The autonomous Kurdish region’s security council (KRSC) also said the highway had been cut, and that several villages near Sinjar were retaken.
“The attack began at 7am and the peshmerga forces advanced on several axes to liberate the centre of the Sinjar district,” Major General Ezzeddine Saadun told AFP.
Huge columns of smoke rose over Sinjar as coalition strikes and Kurdish shelling targeted IS positions.
Up to 7500 Kurdish fighters are to take part in the operation, which aims to cordon off Sinjar, seize IS supply routes “and establish a significant buffer zone to protect (it) and its inhabitants from incoming artillery,” the KRSC said.
“Coalition warplanes will provide close air support to peshmerga forces throughout the operation,” it said.

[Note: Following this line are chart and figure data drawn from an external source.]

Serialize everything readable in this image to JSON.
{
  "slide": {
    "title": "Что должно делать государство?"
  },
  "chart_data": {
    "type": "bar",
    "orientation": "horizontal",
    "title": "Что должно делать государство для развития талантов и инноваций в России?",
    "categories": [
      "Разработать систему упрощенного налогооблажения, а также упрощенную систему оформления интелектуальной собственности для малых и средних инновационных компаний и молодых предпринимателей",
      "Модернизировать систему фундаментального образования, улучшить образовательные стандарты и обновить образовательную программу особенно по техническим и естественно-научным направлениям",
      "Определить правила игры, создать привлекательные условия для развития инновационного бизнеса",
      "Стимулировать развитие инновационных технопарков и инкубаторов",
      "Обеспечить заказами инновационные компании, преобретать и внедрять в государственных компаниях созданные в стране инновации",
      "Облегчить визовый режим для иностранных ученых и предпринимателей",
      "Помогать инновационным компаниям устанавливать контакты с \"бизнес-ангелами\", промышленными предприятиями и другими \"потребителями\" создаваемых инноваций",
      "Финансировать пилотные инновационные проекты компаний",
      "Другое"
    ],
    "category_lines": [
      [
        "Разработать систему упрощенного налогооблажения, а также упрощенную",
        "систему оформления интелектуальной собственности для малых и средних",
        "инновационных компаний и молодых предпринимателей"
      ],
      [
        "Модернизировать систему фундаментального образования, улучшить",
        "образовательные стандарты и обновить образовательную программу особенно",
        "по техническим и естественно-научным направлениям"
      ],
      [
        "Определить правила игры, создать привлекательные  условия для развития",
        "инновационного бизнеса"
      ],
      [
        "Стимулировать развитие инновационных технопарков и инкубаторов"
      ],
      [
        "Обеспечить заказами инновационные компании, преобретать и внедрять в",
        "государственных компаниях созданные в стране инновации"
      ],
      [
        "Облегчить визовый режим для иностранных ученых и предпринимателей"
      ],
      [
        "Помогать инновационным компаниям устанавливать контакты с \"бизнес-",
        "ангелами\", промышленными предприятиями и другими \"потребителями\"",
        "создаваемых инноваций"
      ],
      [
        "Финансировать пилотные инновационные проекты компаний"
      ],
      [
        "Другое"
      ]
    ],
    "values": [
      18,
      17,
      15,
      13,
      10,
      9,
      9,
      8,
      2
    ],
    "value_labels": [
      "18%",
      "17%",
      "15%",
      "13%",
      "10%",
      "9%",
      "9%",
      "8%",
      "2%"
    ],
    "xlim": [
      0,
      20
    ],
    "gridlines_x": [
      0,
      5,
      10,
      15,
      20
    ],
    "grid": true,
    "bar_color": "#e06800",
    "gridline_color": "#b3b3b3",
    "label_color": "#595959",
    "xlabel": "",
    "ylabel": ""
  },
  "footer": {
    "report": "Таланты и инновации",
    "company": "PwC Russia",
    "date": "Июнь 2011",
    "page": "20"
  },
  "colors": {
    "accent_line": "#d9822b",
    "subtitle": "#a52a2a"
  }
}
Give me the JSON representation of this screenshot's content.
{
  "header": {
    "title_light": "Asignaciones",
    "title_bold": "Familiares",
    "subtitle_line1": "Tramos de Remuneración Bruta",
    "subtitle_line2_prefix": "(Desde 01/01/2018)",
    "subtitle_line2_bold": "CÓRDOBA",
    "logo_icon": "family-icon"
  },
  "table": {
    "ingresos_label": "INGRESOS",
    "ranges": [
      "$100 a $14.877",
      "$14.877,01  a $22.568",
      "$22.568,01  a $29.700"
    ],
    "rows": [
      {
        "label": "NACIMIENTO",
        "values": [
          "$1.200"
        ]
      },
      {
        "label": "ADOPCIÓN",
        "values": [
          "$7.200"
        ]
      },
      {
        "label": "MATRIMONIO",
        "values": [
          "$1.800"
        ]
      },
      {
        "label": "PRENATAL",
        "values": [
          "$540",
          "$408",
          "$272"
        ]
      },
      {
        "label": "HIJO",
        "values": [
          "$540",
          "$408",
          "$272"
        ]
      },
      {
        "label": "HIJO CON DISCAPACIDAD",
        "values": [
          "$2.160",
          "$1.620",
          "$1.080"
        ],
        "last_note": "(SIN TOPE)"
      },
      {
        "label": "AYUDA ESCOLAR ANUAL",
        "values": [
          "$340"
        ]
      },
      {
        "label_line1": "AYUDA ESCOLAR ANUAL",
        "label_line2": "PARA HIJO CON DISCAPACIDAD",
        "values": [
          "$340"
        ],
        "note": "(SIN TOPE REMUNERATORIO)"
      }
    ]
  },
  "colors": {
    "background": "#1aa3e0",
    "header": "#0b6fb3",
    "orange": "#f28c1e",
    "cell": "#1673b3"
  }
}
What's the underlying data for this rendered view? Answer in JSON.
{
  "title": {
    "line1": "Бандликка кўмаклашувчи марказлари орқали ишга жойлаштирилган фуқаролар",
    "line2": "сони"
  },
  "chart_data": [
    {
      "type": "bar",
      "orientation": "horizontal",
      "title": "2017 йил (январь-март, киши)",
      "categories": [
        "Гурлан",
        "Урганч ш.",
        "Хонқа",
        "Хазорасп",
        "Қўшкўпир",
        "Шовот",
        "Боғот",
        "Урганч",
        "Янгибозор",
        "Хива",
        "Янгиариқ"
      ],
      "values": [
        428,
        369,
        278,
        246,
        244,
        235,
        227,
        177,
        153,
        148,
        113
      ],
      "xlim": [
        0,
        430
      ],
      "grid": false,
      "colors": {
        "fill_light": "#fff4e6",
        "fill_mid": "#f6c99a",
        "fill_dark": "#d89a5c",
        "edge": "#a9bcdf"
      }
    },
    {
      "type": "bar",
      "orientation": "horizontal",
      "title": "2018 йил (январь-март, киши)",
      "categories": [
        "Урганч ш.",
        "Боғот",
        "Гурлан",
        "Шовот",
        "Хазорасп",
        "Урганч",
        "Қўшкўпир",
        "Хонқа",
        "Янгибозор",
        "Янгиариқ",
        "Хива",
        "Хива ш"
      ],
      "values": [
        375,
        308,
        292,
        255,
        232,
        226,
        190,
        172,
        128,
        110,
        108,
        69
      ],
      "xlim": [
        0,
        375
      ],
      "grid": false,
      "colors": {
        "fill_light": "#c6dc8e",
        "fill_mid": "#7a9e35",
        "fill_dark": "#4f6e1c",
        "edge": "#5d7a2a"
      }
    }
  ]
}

The forces fighting for Sinjar face an estimated 300 to 400 jihadists in the town, Captain Chance McCraw, a US military intelligence officer, told journalists in Baghdad.
But it is not just the fighters that are a danger: IS has had more than a year to build up networks of bombs, berms and other obstacles in Sinjar.
Multiple explosives-rigged vehicles have been hit by coalition air strikes, while the peshmerga destroyed another with a MILAN anti-tank missile, the KRSC said.
“This is part of the isolation of Mosul,” Iraq’s second city, Colonel Steve Warren, spokesman for the international operation against IS, said of the campaign.
“Sinjar sits astride Highway 47, which is a key and critical resupply route” for IS, Warren said in Baghdad.
“By seizing Sinjar, we’ll be able to cut that line of communication, which we believe will constrict (IS’s) ability to resupply themselves, and is a critical first step in the eventual liberation of Mosul.”